Kadın toplumun oluşmasında temel taşlardan biridir hem gayreti ile gösterdiği başarı ile toplumda önemli bir konuma yerleşmiştir. Kadın toplumu ayakta tutan en önemli güçtür. bir kitapta geçen şöyle kısa bir anıya dikkat çekmek isterim. Bir şirkette temizlik işlerde çalışan bir kadın mesai saati sonrasında işlerini bitirmeye çalışırken telefon çalar ondan başka çalışan kalmadığı için telefona cevap vermek zorunda kalır. Arayan kişi söyleyeceklerini not etmesini ve yarın mesai saatinin başlangıcında patrona bildirmesi ister. Lakin temizlikçi kadın okuma yazma bilmemektedir. Bunu söylemeye utanan kadın not ettiğini söyler ve telefonu kapatır aklında tutup patrona bildireceğini düşünür ama sabaha kadar unutur patrona iyi bir açıklamada bulunamaz. Patronu aklında tutamadıysan neden kağıda not etmedin diye sorar okuma yazma bilmediğini öğrenir. Hem azarlar ve işten çıkartır. Yaşadığı bu olay neticesinde bu kadın o yaşta okuma yazma öğrenir çok okur bilmediği bir yeteneğini keşfederek yazmaya başlar bir çok kitap yazarak Türkiye'nin en çok okunan yazarlardan biri olur. Burada görülüyor ki kadın geçmişten bir dönem bulunduğu konumu aşıp toplumun ve medeniyetin gelişmesinde hem çabasıyla hem yeteneği ile baskıdan kurtulup öncü olmuştur.

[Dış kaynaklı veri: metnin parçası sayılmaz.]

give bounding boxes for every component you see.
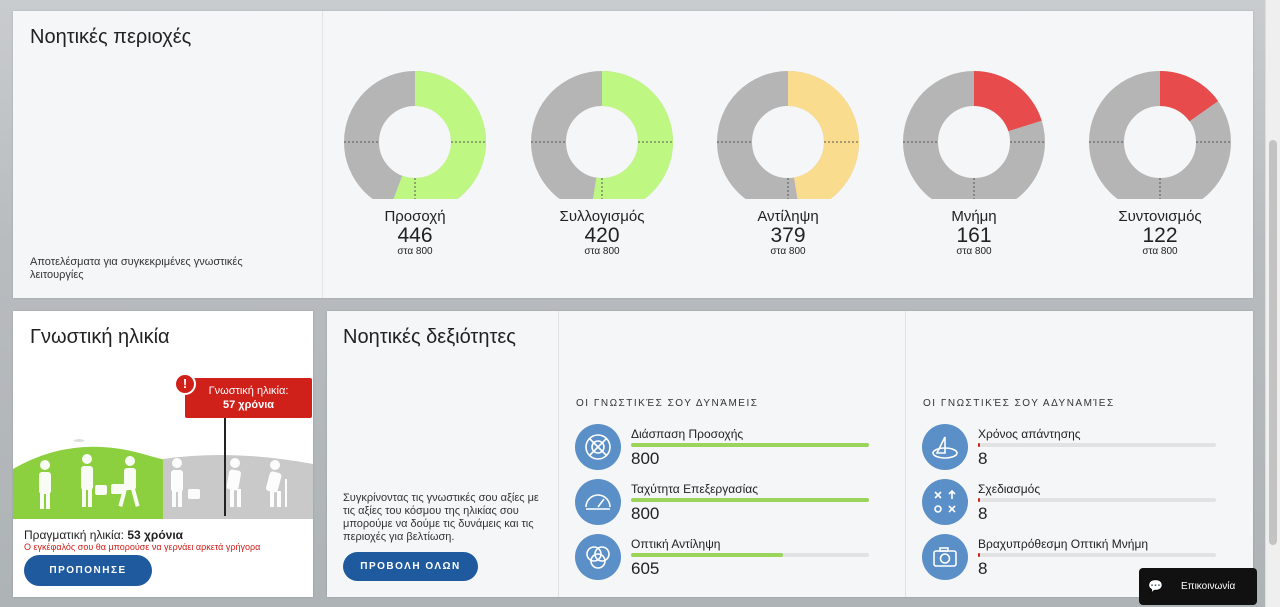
weaknesses-heading: ΟΙ ΓΝΩΣΤΙΚΈΣ ΣΟΥ ΑΔΥΝΑΜΊΕΣ (923, 398, 1115, 409)
area-name: Προσοχή (384, 208, 446, 225)
area-name: Συντονισμός (1118, 208, 1202, 225)
areas-subtitle: Αποτελέσματα για συγκεκριμένες γνωστικές… (30, 256, 243, 281)
skills-divider-1 (558, 311, 559, 597)
skills-divider-2 (905, 311, 906, 597)
skill-value: 800 (631, 504, 660, 523)
donut-score-arc (393, 71, 486, 199)
skill-value: 8 (978, 504, 988, 523)
area-max: στα 800 (584, 246, 620, 257)
badge-value: 57 χρόνια (222, 399, 275, 411)
donut-label-3: Αντίληψη 379 στα 800 (708, 208, 868, 257)
skill-value: 605 (631, 559, 660, 578)
area-score: 420 (584, 224, 620, 247)
alert-icon: ! (174, 373, 196, 395)
donut-label-2: Συλλογισμός 420 στα 800 (522, 208, 682, 257)
scrollbar-thumb[interactable] (1269, 140, 1277, 545)
skill-bar (631, 443, 869, 447)
skill-value: 8 (978, 449, 988, 468)
skill-bar (978, 498, 1216, 502)
areas-left (13, 11, 323, 298)
speedometer-icon (575, 479, 621, 525)
real-age-value: 53 χρόνια (127, 528, 184, 542)
donut-3 (717, 71, 859, 199)
skill-name: Χρόνος απάντησης (978, 427, 1081, 441)
donut-score-arc (1160, 71, 1219, 122)
view-all-button[interactable]: ΠΡΟΒΟΛΗ ΟΛΩΝ (343, 552, 478, 581)
area-name: Μνήμη (951, 208, 997, 225)
age-title: Γνωστική ηλικία (30, 326, 170, 348)
skill-value: 8 (978, 559, 988, 578)
skill-bar-fill (631, 553, 784, 557)
area-max: στα 800 (397, 246, 433, 257)
train-button[interactable]: ΠΡΟΠΟΝΗΣΕ (24, 555, 152, 586)
chat-label: Επικοινωνία (1181, 581, 1236, 592)
badge-label: Γνωστική ηλικία: (208, 385, 289, 397)
area-max: στα 800 (956, 246, 992, 257)
skill-bar-fill (631, 498, 869, 502)
skill-bar (631, 498, 869, 502)
area-max: στα 800 (770, 246, 806, 257)
skill-name: Οπτική Αντίληψη (631, 537, 721, 551)
camera-icon (922, 534, 968, 580)
skill-bar (631, 553, 869, 557)
skills-panel: Νοητικές δεξιότητες Συγκρίνοντας τις γνω… (327, 311, 1253, 597)
age-panel: Γνωστική ηλικία Γνωστική ηλικία: 57 χρόν… (13, 311, 313, 597)
venn-icon (575, 534, 621, 580)
donut-2 (531, 71, 673, 199)
chat-icon: 💬 (1148, 579, 1163, 593)
area-score: 161 (956, 224, 992, 247)
skill-name: Σχεδιασμός (978, 482, 1041, 496)
skill-name: Βραχυπρόθεσμη Οπτική Μνήμη (978, 537, 1149, 551)
areas-title: Νοητικές περιοχές (30, 26, 192, 48)
area-score: 446 (397, 224, 433, 247)
skill-name: Διάσπαση Προσοχής (631, 427, 744, 441)
area-score: 379 (770, 224, 806, 247)
age-note: Ο εγκέφαλός σου θα μπορούσε να γερνάει α… (24, 542, 261, 552)
sundial-icon (922, 424, 968, 470)
skill-value: 800 (631, 449, 660, 468)
real-age: Πραγματική ηλικία: 53 χρόνια (24, 528, 183, 542)
areas-panel: Νοητικές περιοχές Αποτελέσματα για συγκε… (13, 11, 1253, 298)
skill-bar-fill (978, 443, 981, 447)
area-score: 122 (1142, 224, 1178, 247)
donut-4 (903, 71, 1045, 199)
skill-bar-fill (978, 553, 981, 557)
skill-bar-fill (978, 498, 981, 502)
area-name: Συλλογισμός (559, 208, 645, 225)
cognitive-age-badge: Γνωστική ηλικία: 57 χρόνια (185, 378, 312, 418)
skill-name: Ταχύτητα Επεξεργασίας (631, 482, 758, 496)
donut-label-5: Συντονισμός 122 στα 800 (1080, 208, 1240, 257)
target-icon (575, 424, 621, 470)
donut-1 (344, 71, 486, 199)
donut-score-arc (974, 71, 1042, 132)
donut-5 (1089, 71, 1231, 199)
donut-label-1: Προσοχή 446 στα 800 (335, 208, 495, 257)
skill-bar (978, 443, 1216, 447)
strengths-heading: ΟΙ ΓΝΩΣΤΙΚΈΣ ΣΟΥ ΔΥΝΆΜΕΙΣ (576, 398, 759, 409)
plan-icon (922, 479, 968, 525)
donut-score-arc (788, 71, 859, 199)
chat-button[interactable]: 💬 Επικοινωνία (1139, 568, 1257, 605)
donut-score-arc (592, 71, 673, 199)
age-marker-line (224, 416, 226, 516)
scrollbar[interactable] (1265, 0, 1280, 607)
skill-bar (978, 553, 1216, 557)
skills-description: Συγκρίνοντας τις γνωστικές σου αξίες με … (343, 492, 539, 543)
area-name: Αντίληψη (757, 208, 819, 225)
aging-illustration (13, 439, 313, 519)
skill-bar-fill (631, 443, 869, 447)
real-age-label: Πραγματική ηλικία: (24, 528, 124, 542)
area-max: στα 800 (1142, 246, 1178, 257)
donut-label-4: Μνήμη 161 στα 800 (894, 208, 1054, 257)
skills-title: Νοητικές δεξιότητες (343, 326, 516, 348)
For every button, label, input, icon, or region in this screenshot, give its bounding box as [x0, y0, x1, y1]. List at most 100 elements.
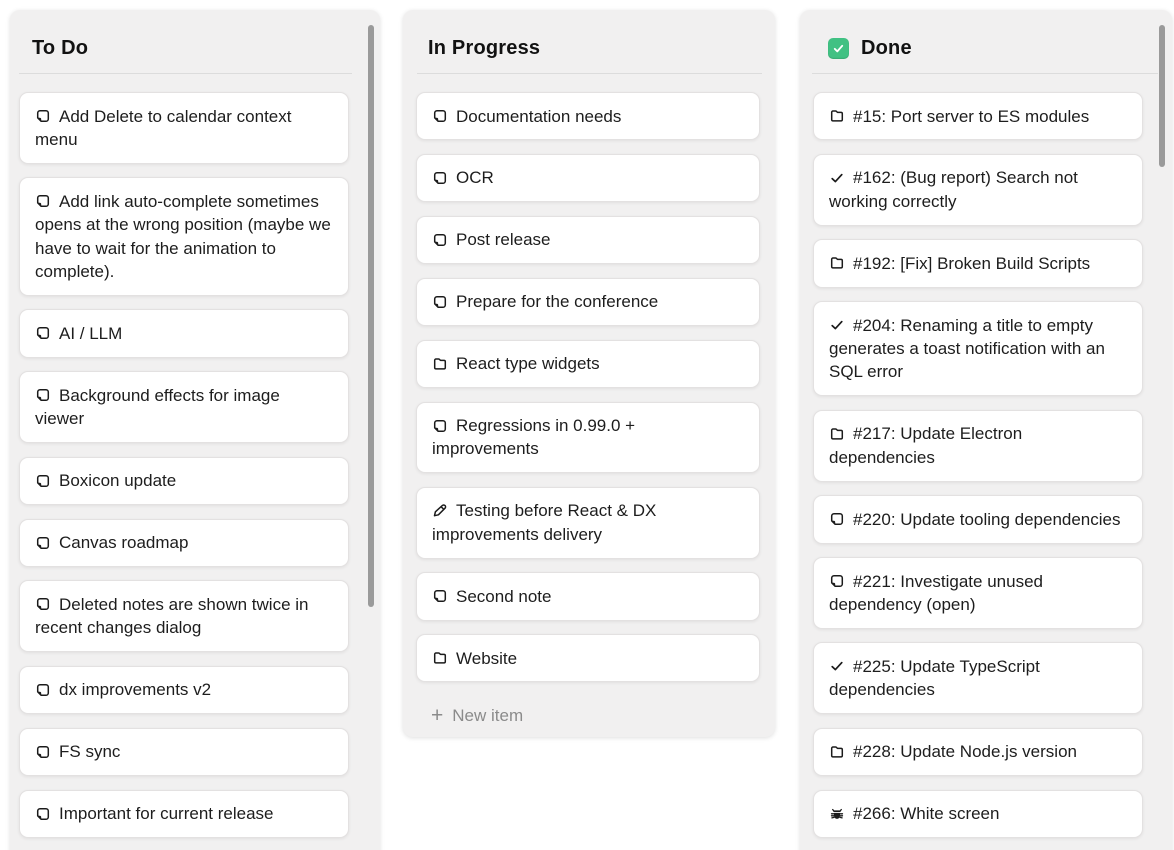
- card[interactable]: Deleted notes are shown twice in recent …: [19, 580, 349, 653]
- note-icon: [35, 108, 51, 124]
- card-title: Website: [456, 648, 518, 668]
- card-title: Canvas roadmap: [59, 533, 189, 553]
- card-title: #266: White screen: [853, 804, 1000, 824]
- card[interactable]: Website: [416, 634, 760, 683]
- card-title: #15: Port server to ES modules: [853, 106, 1090, 126]
- card-title: #220: Update tooling dependencies: [853, 509, 1121, 529]
- column-to-do: To Do Add Delete to calendar context menu…: [10, 10, 380, 850]
- card[interactable]: Regressions in 0.99.0 + improvements: [416, 401, 760, 474]
- card-title: #228: Update Node.js version: [853, 742, 1077, 762]
- card-title: Deleted notes are shown twice in recent …: [35, 594, 309, 638]
- card-title: #204: Renaming a title to empty generate…: [829, 315, 1105, 382]
- card-title: React type widgets: [456, 354, 600, 374]
- column-title: In Progress: [428, 37, 541, 59]
- note-icon: [829, 573, 845, 589]
- card-text: AI / LLM: [35, 322, 333, 345]
- note-icon: [35, 193, 51, 209]
- card-text: Canvas roadmap: [35, 531, 333, 554]
- card[interactable]: #228: Update Node.js version: [813, 727, 1143, 777]
- card-text: #217: Update Electron dependencies: [829, 422, 1127, 469]
- column-header: To Do: [10, 10, 380, 73]
- card-text: #192: [Fix] Broken Build Scripts: [829, 252, 1127, 275]
- card[interactable]: #221: Investigate unused dependency (ope…: [813, 557, 1143, 629]
- scrollbar-thumb[interactable]: [1159, 25, 1165, 167]
- header-divider: [812, 73, 1158, 74]
- card-title: Prepare for the conference: [456, 292, 659, 312]
- card-title: OCR: [456, 168, 494, 188]
- note-icon: [35, 744, 51, 760]
- card[interactable]: FS sync: [19, 727, 349, 777]
- card[interactable]: Prepare for the conference: [416, 277, 760, 327]
- check-icon: [829, 658, 845, 674]
- card[interactable]: Background effects for image viewer: [19, 371, 349, 444]
- card[interactable]: #220: Update tooling dependencies: [813, 495, 1143, 544]
- card[interactable]: Documentation needs: [416, 92, 760, 141]
- card[interactable]: #225: Update TypeScript dependencies: [813, 642, 1143, 715]
- note-icon: [432, 294, 448, 310]
- card-text: Testing before React & DX improvements d…: [432, 499, 744, 546]
- card-text: React type widgets: [432, 352, 744, 375]
- card[interactable]: Important for current release: [19, 789, 349, 838]
- card-text: #266: White screen: [829, 802, 1127, 825]
- card-title: Documentation needs: [456, 106, 622, 126]
- check-icon: [829, 317, 845, 333]
- card-text: Deleted notes are shown twice in recent …: [35, 593, 333, 640]
- note-icon: [35, 596, 51, 612]
- card-title: #225: Update TypeScript dependencies: [829, 656, 1040, 700]
- card[interactable]: Canvas roadmap: [19, 518, 349, 567]
- card[interactable]: Post release: [416, 215, 760, 265]
- note-icon: [35, 682, 51, 698]
- column-title: Done: [861, 37, 912, 59]
- card[interactable]: Add Delete to calendar context menu: [19, 92, 349, 164]
- card[interactable]: dx improvements v2: [19, 665, 349, 715]
- new-item-label: New item: [452, 705, 524, 725]
- card-text: #162: (Bug report) Search not working co…: [829, 166, 1127, 213]
- card-title: Background effects for image viewer: [35, 385, 280, 429]
- note-icon: [432, 170, 448, 186]
- note-icon: [35, 325, 51, 341]
- card-list: Add Delete to calendar context menu Add l…: [10, 74, 380, 850]
- note-icon: [432, 108, 448, 124]
- note-icon: [432, 588, 448, 604]
- folder-icon: [432, 650, 448, 666]
- note-icon: [829, 511, 845, 527]
- card-list: #15: Port server to ES modules #162: (Bug…: [800, 74, 1172, 850]
- card-title: AI / LLM: [59, 323, 123, 343]
- card[interactable]: #266: White screen: [813, 789, 1143, 838]
- card-text: #221: Investigate unused dependency (ope…: [829, 570, 1127, 617]
- card-text: #225: Update TypeScript dependencies: [829, 655, 1127, 702]
- note-icon: [432, 418, 448, 434]
- card-text: #220: Update tooling dependencies: [829, 508, 1127, 531]
- card[interactable]: #15: Port server to ES modules: [813, 92, 1143, 141]
- card-text: Add Delete to calendar context menu: [35, 105, 333, 152]
- card[interactable]: #192: [Fix] Broken Build Scripts: [813, 239, 1143, 288]
- card[interactable]: Testing before React & DX improvements d…: [416, 486, 760, 559]
- card[interactable]: React type widgets: [416, 339, 760, 389]
- scrollbar-thumb[interactable]: [368, 25, 374, 607]
- card[interactable]: #204: Renaming a title to empty generate…: [813, 301, 1143, 397]
- note-icon: [35, 387, 51, 403]
- card-text: OCR: [432, 166, 744, 189]
- card[interactable]: OCR: [416, 153, 760, 203]
- card-title: Regressions in 0.99.0 + improvements: [432, 416, 636, 459]
- check-square-icon: [828, 37, 849, 59]
- card-text: Important for current release: [35, 802, 333, 825]
- card-text: #204: Renaming a title to empty generate…: [829, 314, 1127, 384]
- pencil-icon: [432, 503, 448, 519]
- card[interactable]: #217: Update Electron dependencies: [813, 409, 1143, 482]
- card[interactable]: #162: (Bug report) Search not working co…: [813, 153, 1143, 226]
- card-text: Documentation needs: [432, 105, 744, 128]
- card-text: Background effects for image viewer: [35, 384, 333, 431]
- card-list: Documentation needs OCR Post release Prepar…: [403, 74, 775, 698]
- folder-icon: [432, 356, 448, 372]
- card-text: Regressions in 0.99.0 + improvements: [432, 414, 744, 461]
- card-title: #217: Update Electron dependencies: [829, 424, 1023, 467]
- new-item-button[interactable]: + New item: [403, 698, 775, 737]
- card-text: FS sync: [35, 740, 333, 763]
- card-title: FS sync: [59, 742, 121, 762]
- card[interactable]: Second note: [416, 572, 760, 621]
- card[interactable]: Add link auto-complete sometimes opens a…: [19, 177, 349, 296]
- card[interactable]: AI / LLM: [19, 309, 349, 358]
- card[interactable]: Boxicon update: [19, 456, 349, 506]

Sonuç olarak Atatürk'ün en büyük ideali, milletini tam bağımsız, çağdaş ve ileri uygarlıklar düzeyine ulaştırmak. Kadın Atatürk'ün bilim ve inkılaplarının peşinden giden topluma yön veren medeniyetin gelişmesinde önemli rol üstlenen gelecek nesillere örnek olan bir yapıtaşı olmasından dolayı kadının okumasını gereklilikten çok şart kılmıştır.